People tell me how much they love the place, how warm and welcoming it is. The music that I always have going on, the witty banter that can be heard from the regulars, the hollers of the guys playing Smash Bros. in the back. When it comes to making a cozy home-away-from-home, I succeeded. Months ago. Now, in regards to business...
I hate my job.
I hate that the only time I'm ever able to meet these people is when I'm on the clock. I hardly have time for anything else in my life, since the shop takes up all of my time. I'm only left with enough time to do other basic tasks like eating, sleeping, etc. It's good that my shop doubles as a massive relaxation center, literally built to be a comfortable, cozy hangout, but man, being in one place for a majority of all your waking moments is mentally draining.
People keep warning me that the "We must imagine Sisyphus as happy" mentality can't last forever. That I'll burnout eventually. I'm a year into this thing, and while it hasn't happened yet, I can't be sure that it won't. And if it does eventually happen, I won't know what to do then.
I hate that I'm incapable of working indefinitely. If I could split myself into two, I'd have one Me who loves working (because my job is genuinely fun and easy, outside of literally sitting down and playing TCGs) and one Me who loves interacting and playing with the customers. But I can't do that. I have to decide which days I have to slave away and which days to relax.

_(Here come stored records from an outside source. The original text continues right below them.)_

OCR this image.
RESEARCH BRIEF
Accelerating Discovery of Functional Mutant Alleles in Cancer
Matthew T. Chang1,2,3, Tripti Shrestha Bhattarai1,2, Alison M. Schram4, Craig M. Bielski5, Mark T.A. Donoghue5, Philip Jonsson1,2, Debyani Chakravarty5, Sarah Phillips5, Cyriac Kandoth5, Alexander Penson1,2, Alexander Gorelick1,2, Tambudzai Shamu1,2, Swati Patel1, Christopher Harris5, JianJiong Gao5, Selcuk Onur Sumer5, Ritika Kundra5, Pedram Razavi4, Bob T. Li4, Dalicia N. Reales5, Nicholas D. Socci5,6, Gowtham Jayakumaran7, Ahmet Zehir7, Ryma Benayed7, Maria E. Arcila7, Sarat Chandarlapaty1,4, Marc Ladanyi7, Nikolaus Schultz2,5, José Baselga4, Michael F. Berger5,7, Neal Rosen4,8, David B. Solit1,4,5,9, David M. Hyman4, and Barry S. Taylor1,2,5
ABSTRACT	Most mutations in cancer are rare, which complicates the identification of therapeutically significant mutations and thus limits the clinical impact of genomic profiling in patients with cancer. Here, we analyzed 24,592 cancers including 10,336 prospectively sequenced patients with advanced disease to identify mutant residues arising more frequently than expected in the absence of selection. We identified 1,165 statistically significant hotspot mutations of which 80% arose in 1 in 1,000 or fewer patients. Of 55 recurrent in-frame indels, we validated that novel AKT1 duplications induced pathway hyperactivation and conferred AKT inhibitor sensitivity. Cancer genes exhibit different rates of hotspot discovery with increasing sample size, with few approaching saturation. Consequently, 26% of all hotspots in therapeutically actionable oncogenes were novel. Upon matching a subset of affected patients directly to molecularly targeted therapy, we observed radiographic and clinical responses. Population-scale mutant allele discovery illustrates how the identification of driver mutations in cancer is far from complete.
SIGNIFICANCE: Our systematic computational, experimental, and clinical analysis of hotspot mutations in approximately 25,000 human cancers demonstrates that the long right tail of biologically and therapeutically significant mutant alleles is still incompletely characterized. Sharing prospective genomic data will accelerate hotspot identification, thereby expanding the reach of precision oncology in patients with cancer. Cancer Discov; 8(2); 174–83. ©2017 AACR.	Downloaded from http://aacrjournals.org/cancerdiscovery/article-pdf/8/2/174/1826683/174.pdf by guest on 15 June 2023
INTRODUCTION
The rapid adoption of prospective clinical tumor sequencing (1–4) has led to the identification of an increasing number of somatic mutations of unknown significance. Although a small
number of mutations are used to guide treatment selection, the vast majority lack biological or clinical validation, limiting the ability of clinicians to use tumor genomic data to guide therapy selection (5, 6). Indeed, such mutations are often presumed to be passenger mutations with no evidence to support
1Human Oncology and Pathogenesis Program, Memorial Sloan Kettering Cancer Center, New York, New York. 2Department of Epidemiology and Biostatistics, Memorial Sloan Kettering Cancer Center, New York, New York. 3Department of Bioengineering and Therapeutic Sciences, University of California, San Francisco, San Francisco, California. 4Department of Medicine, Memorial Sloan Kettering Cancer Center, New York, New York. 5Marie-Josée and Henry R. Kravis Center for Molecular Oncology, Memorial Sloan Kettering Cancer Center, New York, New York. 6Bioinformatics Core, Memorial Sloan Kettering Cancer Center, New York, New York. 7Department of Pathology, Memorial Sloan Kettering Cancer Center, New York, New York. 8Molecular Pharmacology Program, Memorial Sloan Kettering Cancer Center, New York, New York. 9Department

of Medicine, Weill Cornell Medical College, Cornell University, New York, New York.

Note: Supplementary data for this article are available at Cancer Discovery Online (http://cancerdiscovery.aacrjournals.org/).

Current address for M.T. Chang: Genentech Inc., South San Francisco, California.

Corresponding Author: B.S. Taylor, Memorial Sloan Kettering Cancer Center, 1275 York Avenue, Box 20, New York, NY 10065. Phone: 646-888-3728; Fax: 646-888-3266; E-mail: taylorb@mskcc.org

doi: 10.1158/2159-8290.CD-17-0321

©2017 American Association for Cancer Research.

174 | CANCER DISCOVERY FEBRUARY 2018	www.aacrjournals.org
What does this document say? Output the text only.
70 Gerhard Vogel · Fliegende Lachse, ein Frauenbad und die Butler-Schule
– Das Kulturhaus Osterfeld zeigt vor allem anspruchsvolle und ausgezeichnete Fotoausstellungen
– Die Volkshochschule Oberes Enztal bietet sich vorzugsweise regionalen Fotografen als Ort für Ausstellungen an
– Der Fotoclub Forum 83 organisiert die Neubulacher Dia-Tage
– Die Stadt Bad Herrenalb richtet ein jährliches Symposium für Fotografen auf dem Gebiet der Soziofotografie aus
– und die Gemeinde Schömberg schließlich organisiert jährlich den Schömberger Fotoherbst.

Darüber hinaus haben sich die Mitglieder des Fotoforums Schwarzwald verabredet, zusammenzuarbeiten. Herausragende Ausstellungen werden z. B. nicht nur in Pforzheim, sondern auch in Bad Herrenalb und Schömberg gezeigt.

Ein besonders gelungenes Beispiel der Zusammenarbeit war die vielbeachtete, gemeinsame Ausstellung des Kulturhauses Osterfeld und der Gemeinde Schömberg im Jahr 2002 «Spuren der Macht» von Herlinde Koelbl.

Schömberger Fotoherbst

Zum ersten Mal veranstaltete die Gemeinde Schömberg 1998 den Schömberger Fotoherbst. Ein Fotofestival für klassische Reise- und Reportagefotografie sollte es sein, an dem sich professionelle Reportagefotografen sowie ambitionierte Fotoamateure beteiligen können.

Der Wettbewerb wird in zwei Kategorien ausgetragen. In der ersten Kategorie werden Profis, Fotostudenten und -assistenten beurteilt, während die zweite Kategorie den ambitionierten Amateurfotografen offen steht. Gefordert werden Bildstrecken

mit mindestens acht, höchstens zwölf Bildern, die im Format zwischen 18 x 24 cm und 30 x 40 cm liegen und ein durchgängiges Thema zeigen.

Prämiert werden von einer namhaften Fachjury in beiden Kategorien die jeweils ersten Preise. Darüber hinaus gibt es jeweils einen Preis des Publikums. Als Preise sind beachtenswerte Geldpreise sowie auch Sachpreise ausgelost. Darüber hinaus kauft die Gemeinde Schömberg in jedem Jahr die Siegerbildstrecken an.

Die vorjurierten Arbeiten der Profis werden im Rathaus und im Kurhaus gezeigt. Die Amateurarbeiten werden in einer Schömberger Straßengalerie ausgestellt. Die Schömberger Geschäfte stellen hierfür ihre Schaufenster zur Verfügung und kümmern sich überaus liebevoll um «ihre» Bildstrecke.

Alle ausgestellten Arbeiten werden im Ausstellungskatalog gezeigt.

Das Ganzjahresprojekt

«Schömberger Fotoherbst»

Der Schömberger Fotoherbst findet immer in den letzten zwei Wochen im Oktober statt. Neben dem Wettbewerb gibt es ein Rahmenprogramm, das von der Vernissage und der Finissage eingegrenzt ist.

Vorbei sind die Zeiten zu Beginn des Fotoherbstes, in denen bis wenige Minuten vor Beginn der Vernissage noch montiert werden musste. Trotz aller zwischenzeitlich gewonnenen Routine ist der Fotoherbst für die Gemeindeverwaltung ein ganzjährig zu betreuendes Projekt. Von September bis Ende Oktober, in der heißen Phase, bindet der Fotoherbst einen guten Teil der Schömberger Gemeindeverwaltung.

I hate that things costs so much. Some things have great resale value (if you want to support a business, buy water bottles) and other things don't. While I do make money off of a booster box, it does kinda suck putting upwards of a hundred bucks on the line to only get a thirty dollar profit. It just feels... slow.
I'm fortunate that my customers understand my plight. They know they're supporting a small business, they know that I'm here almost 24/7. The only reason I don't literally sleep in my shop is because it doesn't have a shower. If it did, you'd know damn well that I'd be sleeping on the couch I have set up in front of the Nintendo Switch.
Well... maybe not. Someone remind me to wash those cushions.
I have "employees," which are really just unemployed friends who swing by and help out for a hundred bucks a week, and free snacks and drinks. These guys are my heroes and I wish I could hire and pay them properly, but goddamn is it tough to make money. Right now, it's basically neutral. We make as much money as we spend, which means, yes, we're stagnant, but at least we're not sinking.
I hope this endeavor one day bears fruit. I hope one day I can take some days off. I hope that one day this pays for my rent, or even my mortgage. I hope I can pay my guys good wages. I hope I'll be able to make this amazing cozy place even better. I hope my efforts don't go to waste.
Worst case scenario, I'll probably apply to be a cop. I've got the figure and structure for it, and I hate the government enough to not want to operate unjustly on its behalf.
Dear local PD, if I've applied to join, and you're reading this as part of a background check, that previous sentence is a joke. I actually love arresting people for minor drug offenses!
If you're reading this, what's wrong with you? Go out there and buy some packs of Cardfight!! Vanguard: Omniscient Awakening, out December 13th. Stand up, Vanguard!! Dark Zone supremacy.
Bonus: For some reason I can't get rid of KGLW's "Dragon" song in out of my head. Dawn, of, e, ter, nal, niiiiiiight.